He boldly cleared his throat, uncertain of his next move. He wondered as to what the pirate, obviously the captain of his ship, had in mind for him. Surely, he wouldn’t just allow for him to walk off, unscathed. No, there had to be more to it than that.

Sure enough, Billie’s instincts proved to be correct. In the next moment, he was to preoccupied to keep track of passing time, the pirate had stepped forward, and all Billie could focus on was the cutlass sheathed at his side and the pistol closest to his hand. His expression remained the same, cocky piece of stoicism it had been when he’d first approached him.

“You’ve got a choice, lad.” The pirate, Captain Jack Freebird or whatever it was, spoke, his face cracking with the earnest appeal of a smile. “You can either stay on this ship, or you can come with me.” His grin contorted to form a smugly satisfied smirk. “I think you should know, however, that the Black Pearl leaves, shall we say, an incendiary impression when it sets sail again. But then again, it’s your choice, lad. Savvy?”

Billie got the point. Loud and clear. Really, he’d expected as much from the man. He was, after all, a pirate. He was used to getting what he wanted. Billie figured his life was worth more than petty obstinacy. He’d rather be held captive than left out on his own, especially considering he wasn’t even in his own century.

He sighed, his mind made up. “I’ll go with you.” He agreed, knowing he was delivering the exact words Captain Jack wanted to hear. He wasn’t normally this submissive. In this case, he knew that rebellion would be far from the smartest of ideas. He depended on the other man for his survival, and it wouldn’t bode well to ruin his only chance at escape. That aside, he supposed he was lucky he was being taken in by pirates. Otherwise, he’d probably be mistaken for one, and, worse, would have had to suffer in the name of crimes had yet to commit.
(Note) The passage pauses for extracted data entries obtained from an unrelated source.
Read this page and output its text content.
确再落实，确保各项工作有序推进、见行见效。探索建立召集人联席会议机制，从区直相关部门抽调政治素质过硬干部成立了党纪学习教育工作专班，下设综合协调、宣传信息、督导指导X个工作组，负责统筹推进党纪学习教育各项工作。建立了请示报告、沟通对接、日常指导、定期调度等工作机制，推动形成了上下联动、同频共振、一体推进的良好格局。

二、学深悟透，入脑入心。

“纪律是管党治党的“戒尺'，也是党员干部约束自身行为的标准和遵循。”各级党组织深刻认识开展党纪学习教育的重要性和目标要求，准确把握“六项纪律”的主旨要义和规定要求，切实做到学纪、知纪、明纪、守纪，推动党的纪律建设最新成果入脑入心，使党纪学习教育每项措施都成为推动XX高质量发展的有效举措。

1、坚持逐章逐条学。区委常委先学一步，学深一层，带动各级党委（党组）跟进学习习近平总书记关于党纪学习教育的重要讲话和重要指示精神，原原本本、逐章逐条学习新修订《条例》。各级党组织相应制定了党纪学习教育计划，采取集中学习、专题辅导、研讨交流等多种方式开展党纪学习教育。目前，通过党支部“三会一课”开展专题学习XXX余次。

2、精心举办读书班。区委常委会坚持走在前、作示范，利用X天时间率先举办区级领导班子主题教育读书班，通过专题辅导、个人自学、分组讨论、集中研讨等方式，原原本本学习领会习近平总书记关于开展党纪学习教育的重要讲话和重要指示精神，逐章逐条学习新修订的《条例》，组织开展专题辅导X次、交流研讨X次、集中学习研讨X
“Excellent idea.” The man opposing him replied, smirk shifting to become a smile once again. Billie knew that everything for him was falling into place. He just wasn’t sure if he wanted in or out of the same situation.

---

According to the storm gradually forming above them, Daniel knew that romance was on the horizon. It was his inherent beliefs that told him so. There would be lightning, and there would be lust. There would be rainfall, and there would be frustration. Of course, he kept this to himself, still settled in the kitchen below deck. He was taken aboard under the pretense of being the cook. A protection, of sorts, from enemy crews. At the time, Jack’s crew couldn’t fathom his logic, considering their knowledge of Daniel’s lack of sight. However, defying their expectations, it turned out that he was the best suited, among them, to do the job.

It was almost time to prepare the next meal. He already knew he’d need to be making more than usual. The cards had revealed to him that several passengers had been taken, the rest already dead or left to die. In the fire of the stove, he could make out the image of a stranger, a man, as it turned out. The embers told him, in his blindness, of the man’s unusual appearance, his otherwise foreign mystique.
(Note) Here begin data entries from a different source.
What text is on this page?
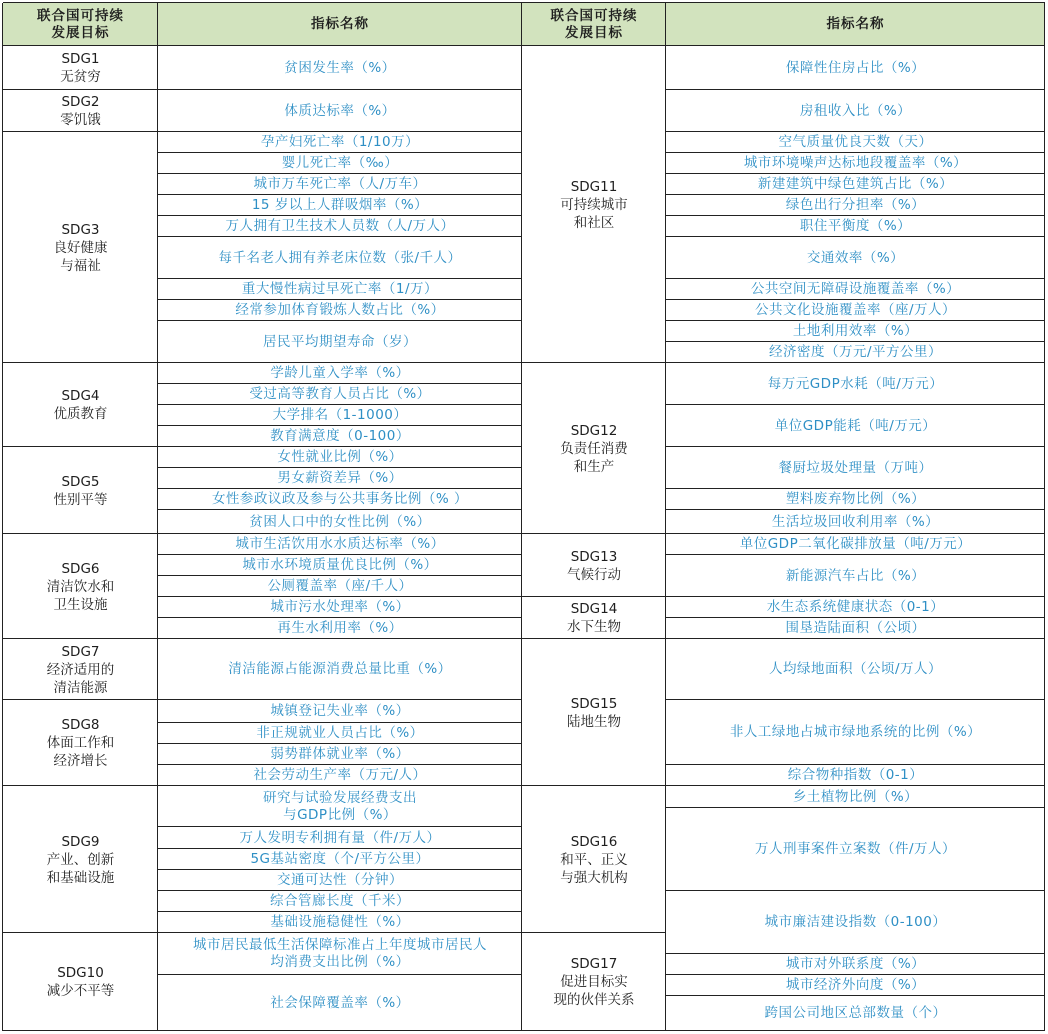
联合国可持续
发展目标
指标名称
联合国可持续
发展目标
指标名称
SDG1
无贫穷
SDG2
零饥饿
SDG3
良好健康
与福祉
SDG4
优质教育
SDG5
性别平等
SDG6
清洁饮水和
卫生设施
SDG7
经济适用的
清洁能源
SDG8
体面工作和
经济增长
SDG9
产业、创新
和基础设施
SDG10
减少不平等
贫困发生率（%）
体质达标率（%）
孕产妇死亡率（1/10万）
婴儿死亡率（‰）
城市万车死亡率（人/万车）
15 岁以上人群吸烟率（%）
万人拥有卫生技术人员数（人/万人）
每千名老人拥有养老床位数（张/千人）
重大慢性病过早死亡率（1/万）
经常参加体育锻炼人数占比（%）
居民平均期望寿命（岁）
学龄儿童入学率（%）
受过高等教育人员占比（%）
大学排名（1-1000）
教育满意度（0-100）
女性就业比例（%）
男女薪资差异（%）
女性参政议政及参与公共事务比例（% ）
贫困人口中的女性比例（%）
城市生活饮用水水质达标率（%）
城市水环境质量优良比例（%）
公厕覆盖率（座/千人）
城市污水处理率（%）
再生水利用率（%）
清洁能源占能源消费总量比重（%）
城镇登记失业率（%）
非正规就业人员占比（%）
弱势群体就业率（%）
社会劳动生产率（万元/人）
研究与试验发展经费支出
与GDP比例（%）
万人发明专利拥有量（件/万人）
5G基站密度（个/平方公里）
交通可达性（分钟）
综合管廊长度（千米）
基础设施稳健性（%）
城市居民最低生活保障标准占上年度城市居民人
均消费支出比例（%）
社会保障覆盖率（%）
SDG11
可持续城市
和社区
SDG12
负责任消费
和生产
SDG13
气候行动
SDG14
水下生物
SDG15
陆地生物
SDG16
和平、正义
与强大机构
SDG17
促进目标实
现的伙伴关系
保障性住房占比（%）
房租收入比（%）
空气质量优良天数（天）
城市环境噪声达标地段覆盖率（%）
新建建筑中绿色建筑占比（%）
绿色出行分担率（%）
职住平衡度（%）
交通效率（%）
公共空间无障碍设施覆盖率（%）
公共文化设施覆盖率（座/万人）
土地利用效率（%）
经济密度（万元/平方公里）
每万元GDP水耗（吨/万元）
单位GDP能耗（吨/万元）
餐厨垃圾处理量（万吨）
塑料废弃物比例（%）
生活垃圾回收利用率（%）
单位GDP二氧化碳排放量（吨/万元）
新能源汽车占比（%）
水生态系统健康状态（0-1）
围垦造陆面积（公顷）
人均绿地面积（公顷/万人）
非人工绿地占城市绿地系统的比例（%）
综合物种指数（0-1）
乡土植物比例（%）
万人刑事案件立案数（件/万人）
城市廉洁建设指数（0-100）
城市对外联系度（%）
城市经济外向度（%）
跨国公司地区总部数量（个）
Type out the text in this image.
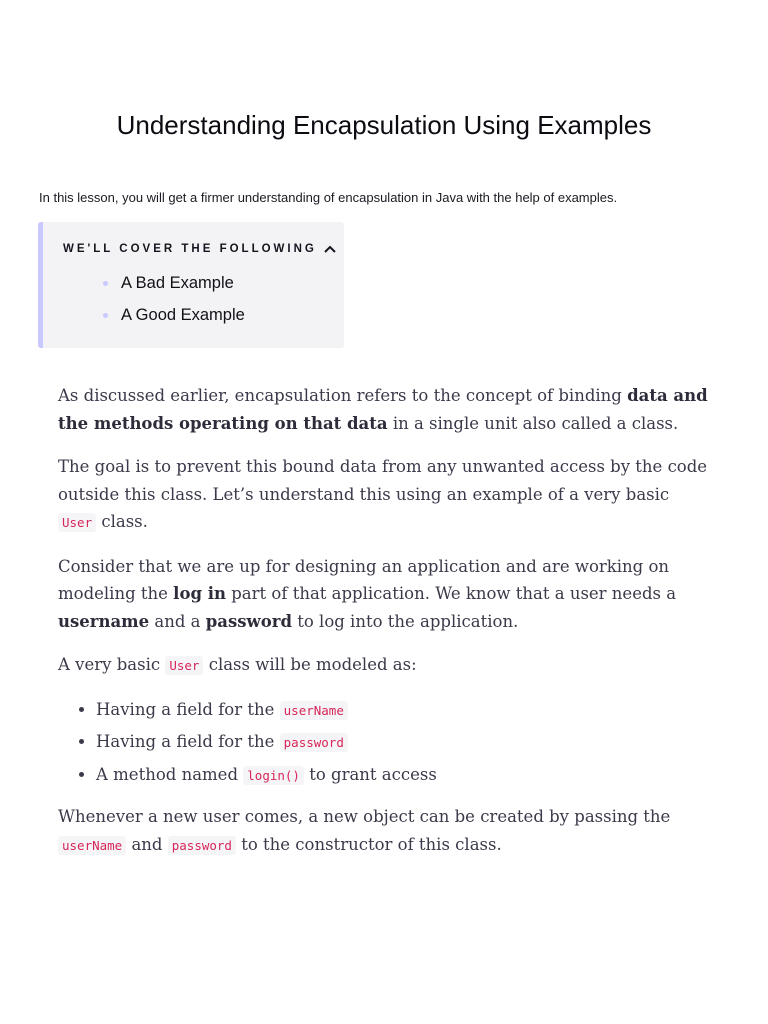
Understanding Encapsulation Using Examples

In this lesson, you will get a firmer understanding of encapsulation in Java with the help of examples.

WE'LL COVER THE FOLLOWING
A Bad Example
A Good Example

As discussed earlier, encapsulation refers to the concept of binding data and the methods operating on that data in a single unit also called a class.

The goal is to prevent this bound data from any unwanted access by the code outside this class. Let’s understand this using an example of a very basic User class.

Consider that we are up for designing an application and are working on modeling the log in part of that application. We know that a user needs a username and a password to log into the application.

A very basic User class will be modeled as:

• Having a field for the userName
• Having a field for the password
• A method named login() to grant access

Whenever a new user comes, a new object can be created by passing the userName and password to the constructor of this class.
He was to be the attraction, the force through which the forthcoming future flowed. Daniel found himself enticed by the stranger’s promise, the unspoken change within his very presence. Oh, how everything was going to give itself over to abruption and disarray-the beauty of how only one minor shift could cause such disaster, such confusion. It was these moments he lived for, one of the few reasons he’d agreed to the life of a pirate in the first place.

He sensed the return of the captain with the trembling cinders all around him. Whispers of his arrival with the same stranger coiled ruthlessly before him, taunting him with what he couldn’t have. Internally, he flinched, he knew that whoever this stranger was, he would eventually belong to Jack, and Jack alone.

Destiny blessed him with foresight, but rewarded him with an eternally brittle stability, one that could break with just one misstep. He lost the one he truly loved long ago-a victim to the authority of the British Navy. That was the driving force behind his passionate leap into piracy, even more so than the desire for chaos and makeshift anarchy on the seven seas. He envied Jack, but he loathed what the British Navy stood for. The red of their uniforms reminded him too much of the red of his lover’s blood, the life substance draining as the silver of the blade was withdrawn.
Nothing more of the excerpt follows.